Zuletzt war der Angeklagte aus Ulm bereits entlastet worden, weil Sachverständige die Arbeit mit Spürhunden, die im Auftrag des Landeskriminalamts unterwegs waren, als mangelhaft und unglaubwürdig beschrieben hatten.
Stiefel-Bechdolf vertrat die geschädigten Lidl-Mitarbeiter als Nebenkläger – und zweifelte die Aussagen des Sachverständigen stark an.
- Tatvorwurf: Briefbomben verschickt zu haben
- Urteil: Freispruch
2020: Tödlicher Messerangriff auf Reiterhof Güglingen
Bei dem Prozess zur Bluttat auf einem Reiterhof in Güglingen vertrat Stiefel-Bechdolf einen 17-Jährigen, der 2020 in der Nacht am 25. Januar seinem 15 Jahre alten Bruder mit einem Messer zehn Stichverletzungen zugefügt hatte. Das Opfer erlag seinen Verletzungen. Auch den Vater verletzte der 17-Jährige mit 29 Messerstichen schwer. Dieser überlebte nach intensivmedizinischer Behandlung.

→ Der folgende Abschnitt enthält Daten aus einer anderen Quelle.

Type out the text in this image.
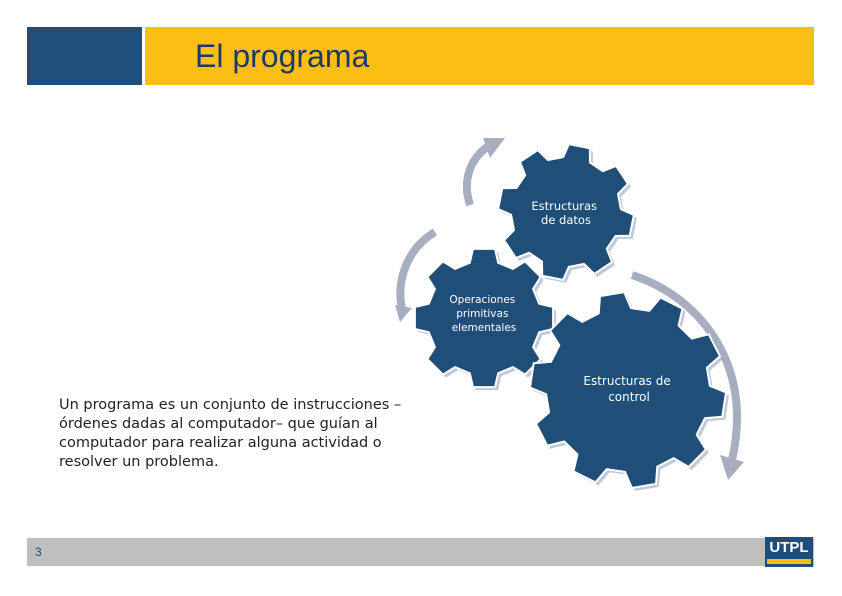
El programa
Estructuras de datos
Operaciones primitivas elementales
Estructuras de control
Un programa es un conjunto de instrucciones –órdenes dadas al computador– que guían al computador para realizar alguna actividad o resolver un problema.
3	UTPL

Der Angeklagte wurde nach zahlreichen Gerichtsterminen und einer umfassenden Beweisaufnahme wegen Totschlags sowie versuchten Totschlags zu einer Jugendstrafe von acht Jahren verurteilt. Die Staatsanwaltschaft hatte auf Mord sowie versuchten Mord plädiert und eine Jugendstrafe von zehn Jahren beantragt. Die Verteidigung sah wegen der psychischen Verfassung des Angeklagten zum Tatzeitpunkt lediglich einen Totschlag sowie einen versuchten Totschlag als gegeben an.
- Tatvorwurf: Mord sowie versuchter Mord
- Urteil: acht Jahre Jugendstrafe
2019: Pflegeoma tötet Siebenjährigen – "Fall Ole"
Der Fall Ole erregte bundesweit Aufsehen. Am Morgen des 28. April 2019 fanden die Eltern den siebenjährigen Jungen leblos in der Badewanne im Haus der Pflege-Oma in Künzelsau. Von ihr fehlte jede Spur. Die 70-Jährige war verschwunden. Sie tauchte erst einen Tag später wieder auf. Bis zur Verhandlung saß sie in der Justizvollzugsanstalt Schwäbisch Gmünd und stand in Heilbronn vor Gericht. Ihr wurde vorgeworfen, den kleinen Jungen getötet zu haben. Aus Verlustangst, sagt der Staatsanwalt.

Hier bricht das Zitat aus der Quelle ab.